The eight artists were Michael Townsend, the ringleader; his then-girlfriend Adriana Valdez Young, Colin Bliss, James J.A. Mercer, Andrew Oesch, Greta Scheing, Jay Zhengebot, and Emily Ustach. The mall apartment wasn’t just a lark or an invasion by “squatters” (as the local newspaper called them) but an extension of what the eight were already doing in their public-facing careers.
Townsend is mainly a “tape artist” who makes art with easily removable tape meant to be observed and considered and then disappear. He is also a teacher who specializes in instructing people who don’t think of themselves as artists to do art in groups and to encourage people to feel confident in their artistic impulse even if they haven’t had formal training. Under his leadership, the group of eight traveled all over the United States and did what you might call temporary or ephemeral art, often comprised of silhouettes of people, animals, and objects made of paper tape. (You might have heard about the taped silhouettes they did on the sides of New York buildings commemorating the lives of people who died in the 9/11 attacks.)

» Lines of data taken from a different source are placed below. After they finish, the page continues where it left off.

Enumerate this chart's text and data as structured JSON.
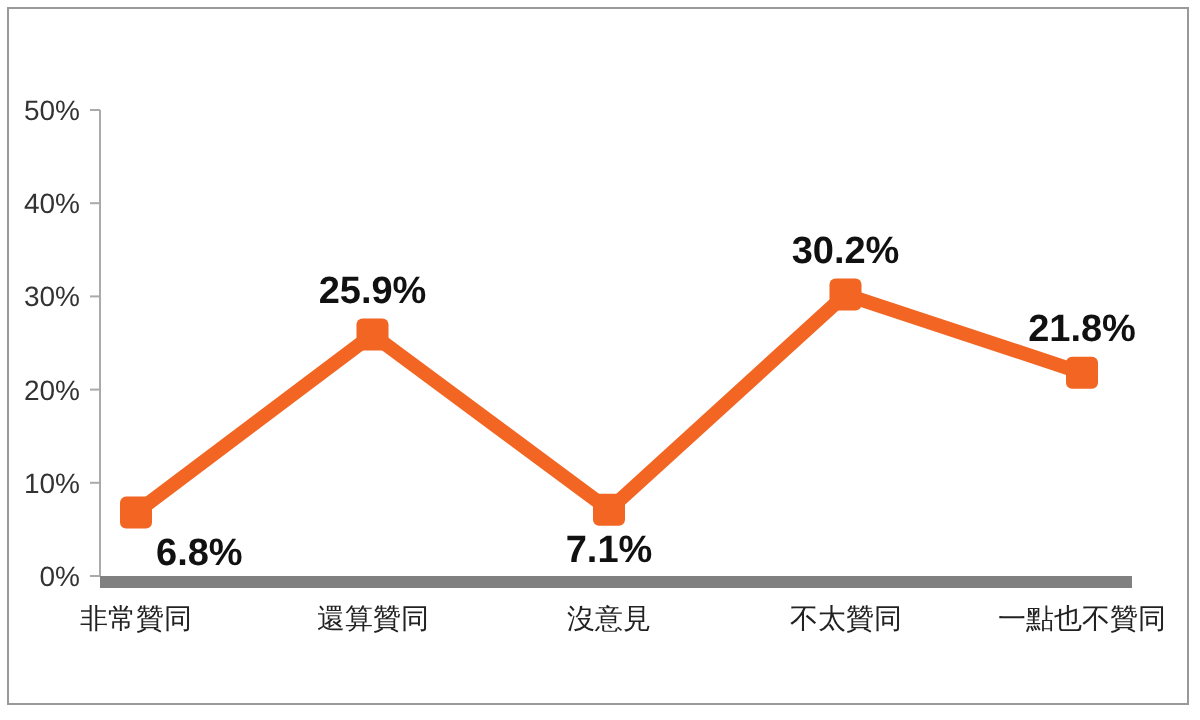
{
  "chart_data": {
    "type": "line",
    "categories": [
      "非常贊同",
      "還算贊同",
      "沒意見",
      "不太贊同",
      "一點也不贊同"
    ],
    "values": [
      6.8,
      25.9,
      7.1,
      30.2,
      21.8
    ],
    "value_labels": [
      "6.8%",
      "25.9%",
      "7.1%",
      "30.2%",
      "21.8%"
    ],
    "color": "#f26522",
    "marker": "square",
    "grid": false,
    "ylim": [
      0,
      50
    ],
    "yticks": [
      {
        "value": 0,
        "label": "0%"
      },
      {
        "value": 10,
        "label": "10%"
      },
      {
        "value": 20,
        "label": "20%"
      },
      {
        "value": 30,
        "label": "30%"
      },
      {
        "value": 40,
        "label": "40%"
      },
      {
        "value": 50,
        "label": "50%"
      }
    ]
  }
}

The various works were playful, clever, gently mysterious exercises. They were meant to remind people of the interconnectedness of human experience and fleeting nature of existence; bring beauty to places that otherwise lacked beauty; stop people in their tracks and make them think about why it’s so revelatory to see art in a place where you wouldn’t normally expect to see art.
Although there are a few re-creations that are clearly identified as such (the filmmakers constructed a replica of the mall apartment and show how it was designed and built in a studio), the movie relies mostly on the incredible amount of low-resolution, early aughts video footage captured by the group. A lot of the footage is process documentation, just showing what was done and how.
But some of it captures tense or raw moments, including arguments about the long-term usefulness of continuing the project and the gap between Michael’s enthusiasm and everyone else’s, and the group’s encounter will mall security while they were truing to smuggle concrete cinder blocks in via the parking garage. (Michael has always had a talent for talking his way out of these kinds of situations, but the movie is wise to admit that this project wouldn’t lasted more than a day if the participants were Black.)
Workman and his co-editor Paul Murphy have an intuitive and very pleasing sense of structure, giving you the information you need at the point in the story where you think, “I wish they’d tell me more about that.” The sense of how to time the appearance of context and explanation in a movie a gift that can’t be taught in schools; you either have it or you don’t. There are times when one might wish they’d dug a little deeper into the personalities and relationships (seven of the eight were publicly unidentified until now). And as complexly as Michael is portrayed, there are connections between his biography and this project that you keep expecting the movie to highlight, yet it never does. (As a child, he moved eight times in his first year of life, which all by itself suggests why a man would build an entire artistic career around things that aren’t permanent.)
But these are nitpicks. This is a delightful, thought-provoking movie that’s about a lot of things at the same time. It’ll make you see the world with fresh eyes, and probably wonder why there isn’t more art in it.